OGH: Der Beschenkte hat das Vorliegen der sittlichen Pflicht iSd § 785 Abs 3 ABGB zu beweisen


Schlagworte: Erbrecht, befreite Schenkungen, Beweislast
Gesetze:

§ 785 Abs 3 ABGB

In seinem Erkenntnis vom 09.11.2006 zur GZ 6 Ob 170/05a hat sich der OGH mit der Behauptungs- und Beweislast zum Thema der Nichtanrechnung von aus sittlicher Pflicht gemachten Schenkungen iSd § 785 Abs 3 ABGB befasst:

OGH: Maßstab bei der Auslegung des Begriffes "sittliche Pflicht" des § 785 Abs 3 ABGB ist der maßstabgerechte Durchschnittsmensch. Eine Schenkung, mit der einer sittlichen Pflicht entsprochen wurde, ist nur dann anzunehmen, wenn hiezu eine besondere, aus den konkreten Umständen des Falls erwachsene, in den Geboten der Sittlichkeit wurzelnde Verpflichtung des Schenkers (Erblassers) bestand. Dies lässt sich nur unter Berücksichtigung der persönlichen Beziehungen zwischen Schenker und Beschenktem, ihres Vermögens und ihrer Lebensstellung entscheiden. Unter die Lebensverhältnisse fallen auch die Verhältnisse anderer Beteiligter.
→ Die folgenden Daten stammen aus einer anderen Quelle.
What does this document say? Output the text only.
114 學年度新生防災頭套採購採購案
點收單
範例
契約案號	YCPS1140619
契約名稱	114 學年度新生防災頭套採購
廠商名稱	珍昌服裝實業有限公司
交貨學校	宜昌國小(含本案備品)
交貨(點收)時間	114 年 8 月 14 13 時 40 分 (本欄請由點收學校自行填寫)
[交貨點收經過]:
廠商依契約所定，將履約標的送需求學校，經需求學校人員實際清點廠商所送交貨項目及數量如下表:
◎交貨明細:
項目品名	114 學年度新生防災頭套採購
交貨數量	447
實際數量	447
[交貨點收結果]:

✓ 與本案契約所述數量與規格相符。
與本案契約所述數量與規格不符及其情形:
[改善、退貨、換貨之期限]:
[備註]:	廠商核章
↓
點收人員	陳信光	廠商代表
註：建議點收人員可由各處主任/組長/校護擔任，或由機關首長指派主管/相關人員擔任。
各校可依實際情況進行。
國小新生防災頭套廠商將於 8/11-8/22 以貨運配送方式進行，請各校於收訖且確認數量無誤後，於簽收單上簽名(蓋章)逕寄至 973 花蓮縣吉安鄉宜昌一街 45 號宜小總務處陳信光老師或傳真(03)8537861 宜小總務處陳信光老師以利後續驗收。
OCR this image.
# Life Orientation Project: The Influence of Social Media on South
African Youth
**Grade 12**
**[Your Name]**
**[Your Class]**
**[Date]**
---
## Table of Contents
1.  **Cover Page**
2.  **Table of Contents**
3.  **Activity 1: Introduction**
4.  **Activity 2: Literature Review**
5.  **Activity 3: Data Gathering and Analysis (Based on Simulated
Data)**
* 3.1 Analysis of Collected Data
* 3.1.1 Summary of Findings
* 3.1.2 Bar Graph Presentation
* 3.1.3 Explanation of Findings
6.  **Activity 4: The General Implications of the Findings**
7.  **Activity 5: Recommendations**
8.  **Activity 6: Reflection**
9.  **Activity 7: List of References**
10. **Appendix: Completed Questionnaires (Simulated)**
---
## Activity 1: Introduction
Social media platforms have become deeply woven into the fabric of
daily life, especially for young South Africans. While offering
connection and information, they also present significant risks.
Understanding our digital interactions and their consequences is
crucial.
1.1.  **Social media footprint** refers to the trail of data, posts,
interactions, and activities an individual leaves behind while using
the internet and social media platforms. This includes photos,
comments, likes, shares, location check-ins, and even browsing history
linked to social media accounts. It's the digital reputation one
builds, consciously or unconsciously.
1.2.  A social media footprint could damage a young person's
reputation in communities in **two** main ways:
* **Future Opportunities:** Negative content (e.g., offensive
In den Hauptanwendungsfällen beruht die Schenkung aus sittlicher Pflicht auf familiärer Bindung oder einer Notlage des Beschenkten. Die Schenkung muss aber auch dem Umfang nach einer sittlichen Pflicht entsprechen. Die sittliche Pflicht kann nur insoweit bestehen, als das nach der Vermögens- und Einkommenssituation der Beteiligten vernünftige Maß nicht unverhältnismäßig überschritten wird. Der Beklagte hat die für seinen Rechtsstandpunkt (d.i. das Vorliegen des Tatbestands des § 785 Abs 3 erster Satz ABGB) günstigen, die Klageansprüche hindernden Tatsachen zu beweisen.